CPTM assina contrato de R$ 11,2 milhões para supervisão de projetos do convênio com a MRS, essencial ao Lote Alto Tietê
Publicado em: 23 de setembro de 2025
Consórcio GPT Projetos Ferroviários venceu a disputa; convênio garante regras de compartilhamento da malha com a MRS e viabiliza operação das linhas 11, 12 e 13 pela Comporte a partir de 2026
ALEXANDRE PELEGI
A Companhia Paulista de Trens Metropolitanos (CPTM) assinou contrato de R$ 11,2 milhões com o Consórcio GPT Projetos Ferroviários para apoio técnico na supervisão de projetos ligados ao Convênio nº 056.322.408.100, firmado com a concessionária de cargas MRS Logística. O extrato foi publicado no Diário Oficial do Estado nesta terça-feira, 23 de setembro de 2025.

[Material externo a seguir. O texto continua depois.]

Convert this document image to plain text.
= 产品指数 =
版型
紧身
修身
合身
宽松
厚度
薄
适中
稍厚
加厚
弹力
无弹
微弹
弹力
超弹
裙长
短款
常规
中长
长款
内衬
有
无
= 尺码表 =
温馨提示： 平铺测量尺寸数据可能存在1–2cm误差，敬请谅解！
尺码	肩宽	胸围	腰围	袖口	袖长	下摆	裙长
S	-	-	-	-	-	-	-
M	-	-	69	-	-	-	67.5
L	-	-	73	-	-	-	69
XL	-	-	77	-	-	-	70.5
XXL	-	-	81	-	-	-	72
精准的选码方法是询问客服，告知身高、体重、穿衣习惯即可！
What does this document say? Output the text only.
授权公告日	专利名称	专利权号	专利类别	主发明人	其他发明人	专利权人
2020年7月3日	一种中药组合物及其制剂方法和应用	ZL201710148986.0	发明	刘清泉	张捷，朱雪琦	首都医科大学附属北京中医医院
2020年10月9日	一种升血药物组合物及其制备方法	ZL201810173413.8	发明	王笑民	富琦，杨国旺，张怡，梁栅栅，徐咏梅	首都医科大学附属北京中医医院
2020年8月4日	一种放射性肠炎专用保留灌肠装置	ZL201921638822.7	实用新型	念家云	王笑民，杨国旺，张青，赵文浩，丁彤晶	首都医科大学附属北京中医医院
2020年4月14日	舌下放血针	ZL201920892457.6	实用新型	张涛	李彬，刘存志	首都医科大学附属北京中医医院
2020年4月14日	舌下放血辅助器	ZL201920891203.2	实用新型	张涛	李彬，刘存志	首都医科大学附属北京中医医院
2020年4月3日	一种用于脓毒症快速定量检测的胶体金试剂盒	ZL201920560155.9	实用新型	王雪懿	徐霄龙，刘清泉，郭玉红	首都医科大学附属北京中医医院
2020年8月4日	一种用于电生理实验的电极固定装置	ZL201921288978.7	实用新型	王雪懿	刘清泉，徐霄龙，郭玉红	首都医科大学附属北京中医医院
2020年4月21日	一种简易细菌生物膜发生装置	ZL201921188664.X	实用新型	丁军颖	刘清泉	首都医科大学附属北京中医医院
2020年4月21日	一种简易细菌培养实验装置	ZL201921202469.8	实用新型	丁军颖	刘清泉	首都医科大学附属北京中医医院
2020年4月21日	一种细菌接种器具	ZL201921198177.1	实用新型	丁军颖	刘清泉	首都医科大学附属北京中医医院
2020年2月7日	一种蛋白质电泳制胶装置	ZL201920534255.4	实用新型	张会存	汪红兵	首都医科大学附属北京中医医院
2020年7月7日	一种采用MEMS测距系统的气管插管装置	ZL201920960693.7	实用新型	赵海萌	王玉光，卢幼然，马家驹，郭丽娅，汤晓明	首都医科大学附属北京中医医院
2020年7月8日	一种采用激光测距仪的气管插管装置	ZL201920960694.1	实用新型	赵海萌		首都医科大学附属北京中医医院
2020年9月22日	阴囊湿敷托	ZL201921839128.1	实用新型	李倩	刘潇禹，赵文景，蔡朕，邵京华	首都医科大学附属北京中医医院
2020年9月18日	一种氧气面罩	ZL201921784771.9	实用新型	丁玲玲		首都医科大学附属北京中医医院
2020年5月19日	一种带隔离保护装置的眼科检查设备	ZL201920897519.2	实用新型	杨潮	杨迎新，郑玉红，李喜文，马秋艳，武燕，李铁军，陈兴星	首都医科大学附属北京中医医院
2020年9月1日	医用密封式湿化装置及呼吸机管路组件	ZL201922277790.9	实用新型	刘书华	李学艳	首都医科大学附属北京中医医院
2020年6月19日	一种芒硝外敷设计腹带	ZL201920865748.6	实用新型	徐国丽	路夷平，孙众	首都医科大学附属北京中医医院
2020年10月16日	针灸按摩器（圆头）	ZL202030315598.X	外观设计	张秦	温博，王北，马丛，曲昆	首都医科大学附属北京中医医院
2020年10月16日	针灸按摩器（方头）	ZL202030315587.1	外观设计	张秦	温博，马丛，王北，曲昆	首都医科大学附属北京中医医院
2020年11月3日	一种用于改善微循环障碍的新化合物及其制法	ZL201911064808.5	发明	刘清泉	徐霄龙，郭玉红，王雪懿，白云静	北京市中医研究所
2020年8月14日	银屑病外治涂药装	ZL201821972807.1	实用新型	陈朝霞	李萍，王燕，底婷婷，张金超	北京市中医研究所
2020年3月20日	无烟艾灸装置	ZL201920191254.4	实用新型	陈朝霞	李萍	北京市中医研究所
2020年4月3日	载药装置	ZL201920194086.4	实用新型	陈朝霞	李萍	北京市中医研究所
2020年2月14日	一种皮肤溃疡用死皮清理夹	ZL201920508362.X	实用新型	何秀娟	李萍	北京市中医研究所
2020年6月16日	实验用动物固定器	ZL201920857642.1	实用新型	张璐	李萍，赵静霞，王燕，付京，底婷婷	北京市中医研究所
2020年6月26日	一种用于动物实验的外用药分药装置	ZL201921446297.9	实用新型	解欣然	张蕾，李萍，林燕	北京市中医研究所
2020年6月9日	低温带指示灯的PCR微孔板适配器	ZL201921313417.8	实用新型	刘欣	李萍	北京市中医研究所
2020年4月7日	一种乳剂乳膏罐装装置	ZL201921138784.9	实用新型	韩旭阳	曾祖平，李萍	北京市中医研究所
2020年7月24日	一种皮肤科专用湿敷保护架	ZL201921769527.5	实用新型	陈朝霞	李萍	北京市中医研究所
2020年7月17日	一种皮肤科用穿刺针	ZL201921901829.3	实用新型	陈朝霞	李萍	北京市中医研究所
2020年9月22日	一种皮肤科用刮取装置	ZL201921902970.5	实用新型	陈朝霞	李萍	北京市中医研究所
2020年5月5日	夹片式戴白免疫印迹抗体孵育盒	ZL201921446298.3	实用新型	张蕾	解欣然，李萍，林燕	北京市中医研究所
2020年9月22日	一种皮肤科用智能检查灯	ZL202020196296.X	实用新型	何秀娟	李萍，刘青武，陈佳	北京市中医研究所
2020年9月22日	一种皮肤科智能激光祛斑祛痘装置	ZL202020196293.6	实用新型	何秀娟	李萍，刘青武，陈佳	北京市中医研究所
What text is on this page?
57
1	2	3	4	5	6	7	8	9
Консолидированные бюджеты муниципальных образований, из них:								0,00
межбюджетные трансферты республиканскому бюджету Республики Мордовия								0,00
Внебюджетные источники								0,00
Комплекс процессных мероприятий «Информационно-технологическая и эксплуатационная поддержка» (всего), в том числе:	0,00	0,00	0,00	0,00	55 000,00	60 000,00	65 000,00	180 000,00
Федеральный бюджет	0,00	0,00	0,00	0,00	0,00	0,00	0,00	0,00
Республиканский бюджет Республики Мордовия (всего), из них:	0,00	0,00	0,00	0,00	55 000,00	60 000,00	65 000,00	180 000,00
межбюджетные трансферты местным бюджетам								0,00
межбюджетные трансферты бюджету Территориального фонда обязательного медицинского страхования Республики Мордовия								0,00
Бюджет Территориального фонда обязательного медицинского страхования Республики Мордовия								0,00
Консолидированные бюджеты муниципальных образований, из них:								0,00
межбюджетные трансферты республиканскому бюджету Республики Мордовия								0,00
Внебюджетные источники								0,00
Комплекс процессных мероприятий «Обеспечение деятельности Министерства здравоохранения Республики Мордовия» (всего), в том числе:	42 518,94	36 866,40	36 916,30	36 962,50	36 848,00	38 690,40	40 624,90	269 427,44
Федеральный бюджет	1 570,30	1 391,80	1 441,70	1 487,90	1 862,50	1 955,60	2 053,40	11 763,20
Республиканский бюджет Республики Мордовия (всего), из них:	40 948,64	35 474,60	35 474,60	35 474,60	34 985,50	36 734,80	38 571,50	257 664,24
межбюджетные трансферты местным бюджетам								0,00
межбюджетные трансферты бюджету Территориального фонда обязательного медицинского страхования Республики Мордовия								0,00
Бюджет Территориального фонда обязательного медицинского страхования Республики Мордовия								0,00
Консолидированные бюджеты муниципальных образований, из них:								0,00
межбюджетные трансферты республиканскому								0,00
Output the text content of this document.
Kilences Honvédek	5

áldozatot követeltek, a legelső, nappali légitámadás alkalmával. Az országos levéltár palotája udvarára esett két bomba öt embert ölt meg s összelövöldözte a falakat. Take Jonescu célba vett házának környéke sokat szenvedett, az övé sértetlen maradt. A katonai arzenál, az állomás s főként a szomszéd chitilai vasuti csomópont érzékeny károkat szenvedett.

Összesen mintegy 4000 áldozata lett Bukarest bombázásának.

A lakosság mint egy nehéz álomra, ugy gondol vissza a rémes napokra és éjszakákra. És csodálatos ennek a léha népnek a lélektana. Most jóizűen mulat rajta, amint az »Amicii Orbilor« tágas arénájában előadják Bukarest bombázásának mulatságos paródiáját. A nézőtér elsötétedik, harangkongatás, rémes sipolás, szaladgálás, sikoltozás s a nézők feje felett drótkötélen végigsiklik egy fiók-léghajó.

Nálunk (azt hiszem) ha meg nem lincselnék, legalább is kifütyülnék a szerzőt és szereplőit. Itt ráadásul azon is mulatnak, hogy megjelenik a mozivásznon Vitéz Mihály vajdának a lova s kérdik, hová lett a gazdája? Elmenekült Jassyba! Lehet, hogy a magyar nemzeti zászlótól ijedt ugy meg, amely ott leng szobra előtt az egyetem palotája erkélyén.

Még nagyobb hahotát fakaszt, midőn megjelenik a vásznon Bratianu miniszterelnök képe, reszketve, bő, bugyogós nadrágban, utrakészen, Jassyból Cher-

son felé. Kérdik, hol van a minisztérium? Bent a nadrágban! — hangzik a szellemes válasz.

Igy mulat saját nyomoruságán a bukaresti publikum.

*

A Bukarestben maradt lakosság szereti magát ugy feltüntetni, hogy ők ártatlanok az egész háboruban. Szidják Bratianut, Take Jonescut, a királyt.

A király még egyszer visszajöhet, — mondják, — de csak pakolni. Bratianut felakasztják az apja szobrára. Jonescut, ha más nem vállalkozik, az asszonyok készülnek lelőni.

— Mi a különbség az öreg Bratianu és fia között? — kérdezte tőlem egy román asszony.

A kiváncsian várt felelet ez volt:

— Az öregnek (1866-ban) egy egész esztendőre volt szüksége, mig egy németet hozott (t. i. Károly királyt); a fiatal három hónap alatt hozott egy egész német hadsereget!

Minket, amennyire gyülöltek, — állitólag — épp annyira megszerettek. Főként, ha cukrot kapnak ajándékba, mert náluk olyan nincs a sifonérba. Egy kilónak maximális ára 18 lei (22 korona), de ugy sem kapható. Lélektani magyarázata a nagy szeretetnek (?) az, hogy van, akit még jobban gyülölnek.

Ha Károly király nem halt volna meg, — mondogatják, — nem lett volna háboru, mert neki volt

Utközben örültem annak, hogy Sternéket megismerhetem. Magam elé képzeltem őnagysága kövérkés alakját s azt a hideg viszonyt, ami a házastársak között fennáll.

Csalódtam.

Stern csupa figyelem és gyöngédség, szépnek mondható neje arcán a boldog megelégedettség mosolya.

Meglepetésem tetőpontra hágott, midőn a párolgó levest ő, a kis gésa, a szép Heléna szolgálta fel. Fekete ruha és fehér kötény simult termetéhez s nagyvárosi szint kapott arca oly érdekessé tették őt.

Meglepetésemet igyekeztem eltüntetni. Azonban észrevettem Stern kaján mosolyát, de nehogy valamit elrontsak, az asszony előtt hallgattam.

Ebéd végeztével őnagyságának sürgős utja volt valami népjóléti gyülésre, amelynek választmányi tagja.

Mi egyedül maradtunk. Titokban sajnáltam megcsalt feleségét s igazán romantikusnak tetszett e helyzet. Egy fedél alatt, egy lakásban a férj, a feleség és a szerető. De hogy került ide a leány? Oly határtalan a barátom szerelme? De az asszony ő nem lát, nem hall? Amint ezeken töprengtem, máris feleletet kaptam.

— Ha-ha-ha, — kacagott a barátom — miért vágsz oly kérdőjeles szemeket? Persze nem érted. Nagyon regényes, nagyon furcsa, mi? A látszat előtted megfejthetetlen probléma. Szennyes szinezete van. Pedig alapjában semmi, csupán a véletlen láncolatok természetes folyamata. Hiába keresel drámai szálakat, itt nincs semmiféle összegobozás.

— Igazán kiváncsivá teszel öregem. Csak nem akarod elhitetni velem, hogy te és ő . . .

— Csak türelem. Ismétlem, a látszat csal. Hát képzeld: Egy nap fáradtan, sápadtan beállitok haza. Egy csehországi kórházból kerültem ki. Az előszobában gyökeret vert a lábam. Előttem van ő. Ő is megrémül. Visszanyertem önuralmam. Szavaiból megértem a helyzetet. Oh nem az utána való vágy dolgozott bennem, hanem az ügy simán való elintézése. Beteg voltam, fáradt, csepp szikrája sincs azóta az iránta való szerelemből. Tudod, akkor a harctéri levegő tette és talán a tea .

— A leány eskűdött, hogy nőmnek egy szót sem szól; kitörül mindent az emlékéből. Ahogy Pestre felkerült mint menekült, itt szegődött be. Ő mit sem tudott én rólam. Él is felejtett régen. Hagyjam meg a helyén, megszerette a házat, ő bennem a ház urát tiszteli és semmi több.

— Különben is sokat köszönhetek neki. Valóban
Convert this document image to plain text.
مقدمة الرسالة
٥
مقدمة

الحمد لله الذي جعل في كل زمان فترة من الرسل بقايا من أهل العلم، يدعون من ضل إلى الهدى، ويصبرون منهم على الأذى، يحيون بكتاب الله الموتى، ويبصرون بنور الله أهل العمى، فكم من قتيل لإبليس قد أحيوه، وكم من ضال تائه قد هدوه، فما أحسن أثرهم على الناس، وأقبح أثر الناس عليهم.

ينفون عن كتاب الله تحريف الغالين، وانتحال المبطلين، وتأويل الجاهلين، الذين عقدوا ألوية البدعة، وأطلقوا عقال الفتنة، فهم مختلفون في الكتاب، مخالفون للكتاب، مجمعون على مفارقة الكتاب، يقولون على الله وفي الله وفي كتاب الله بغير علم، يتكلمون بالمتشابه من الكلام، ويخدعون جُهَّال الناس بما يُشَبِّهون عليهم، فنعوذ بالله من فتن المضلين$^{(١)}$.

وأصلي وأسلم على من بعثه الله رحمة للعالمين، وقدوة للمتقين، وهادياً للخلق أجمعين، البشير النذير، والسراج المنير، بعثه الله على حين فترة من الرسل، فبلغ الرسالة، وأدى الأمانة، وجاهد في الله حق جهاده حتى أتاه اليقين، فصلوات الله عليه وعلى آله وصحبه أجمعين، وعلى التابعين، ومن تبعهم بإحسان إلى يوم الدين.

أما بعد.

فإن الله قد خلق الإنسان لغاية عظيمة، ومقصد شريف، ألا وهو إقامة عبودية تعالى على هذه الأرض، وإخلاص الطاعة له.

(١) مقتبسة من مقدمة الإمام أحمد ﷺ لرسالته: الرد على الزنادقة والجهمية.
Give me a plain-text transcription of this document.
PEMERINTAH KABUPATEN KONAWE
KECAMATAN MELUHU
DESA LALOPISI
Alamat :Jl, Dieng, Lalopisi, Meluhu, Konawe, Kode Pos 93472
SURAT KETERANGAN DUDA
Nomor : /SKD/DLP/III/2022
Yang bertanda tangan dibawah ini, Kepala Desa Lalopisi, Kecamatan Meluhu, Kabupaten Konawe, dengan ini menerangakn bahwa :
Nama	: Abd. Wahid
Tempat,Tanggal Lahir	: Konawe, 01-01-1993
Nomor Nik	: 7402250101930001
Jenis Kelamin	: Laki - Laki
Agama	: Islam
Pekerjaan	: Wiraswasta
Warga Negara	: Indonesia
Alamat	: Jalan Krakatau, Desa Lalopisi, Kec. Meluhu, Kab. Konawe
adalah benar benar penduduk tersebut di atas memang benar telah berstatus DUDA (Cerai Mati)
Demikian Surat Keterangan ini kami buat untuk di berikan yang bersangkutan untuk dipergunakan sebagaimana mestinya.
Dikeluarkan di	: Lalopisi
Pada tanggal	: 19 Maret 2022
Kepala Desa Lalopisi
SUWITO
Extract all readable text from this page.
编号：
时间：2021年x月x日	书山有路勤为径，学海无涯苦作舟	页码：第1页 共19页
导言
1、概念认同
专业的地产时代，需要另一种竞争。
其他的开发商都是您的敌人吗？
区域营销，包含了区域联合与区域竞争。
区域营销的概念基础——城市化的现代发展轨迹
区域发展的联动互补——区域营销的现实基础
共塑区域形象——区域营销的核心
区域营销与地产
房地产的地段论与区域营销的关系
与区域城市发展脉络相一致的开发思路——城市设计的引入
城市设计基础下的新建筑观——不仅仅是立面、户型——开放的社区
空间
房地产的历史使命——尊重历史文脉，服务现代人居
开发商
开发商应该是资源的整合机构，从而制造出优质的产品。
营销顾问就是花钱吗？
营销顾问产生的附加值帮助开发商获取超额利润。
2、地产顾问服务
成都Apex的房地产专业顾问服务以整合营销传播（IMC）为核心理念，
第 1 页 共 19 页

O contrato, com vigência de 24 meses, é resultado da licitação LC01123-01, vencida pelo consórcio formado pelas empresas Geribello Engenharia Ltda, Progetto Engenharia Ltda e Tekhnites Consultores Associados Ltda, que obteve a melhor nota final no julgamento.
Função do convênio
O convênio entre CPTM e MRS, assinado em fevereiro de 2023 e atualizado no final de 2024, define como passageiros e cargas irão compartilhar trilhos, áreas de circulação, equipamentos e serviços na Grande São Paulo.
O acordo é indispensável para a transferência da operação das linhas 11-Coral, 12-Safira e 13-Jade para a iniciativa privada, o chamado Lote Alto Tietê, leiloado na B3 em março de 2025 e vencido pelo Grupo Comporte, que assumirá os serviços em 2026.
Impacto para os passageiros
Com as novas regras, a futura concessionária do Lote Alto Tietê terá garantias para operar sem interferências de trens cargueiros da MRS. A medida busca reduzir atrasos, evitar interrupções e impedir situações como a ocorrida em dezembro de 2022, quando um descarrilamento de carga após a estação Tatuapé paralisou as três linhas. Relembre:
Serviços do contrato
O contrato com o Consórcio GPT Projetos Ferroviários prevê:
- Supervisão técnica de projetos básicos e executivos;
- Análise e compatibilização de projetos em 2D – desenhos técnicos tradicionais, como plantas, cortes e elevações;
- Análise e compatibilização de modelos BIM (Building Information Modeling) – tecnologia que cria modelos digitais tridimensionais, permitindo simular toda a obra, integrar diferentes disciplinas de engenharia e prever interferências antes da execução;
- Acompanhamento de cronogramas e fluxos de comunicação;
- Fiscalização e emissão de relatórios técnicos, com apoio de equipe especializada em engenharia ferroviária
Na prática, o uso conjunto de 2D e BIM combina métodos tradicionais de engenharia com ferramentas digitais mais avançadas, dando maior segurança e precisão ao planejamento e execução dos projetos.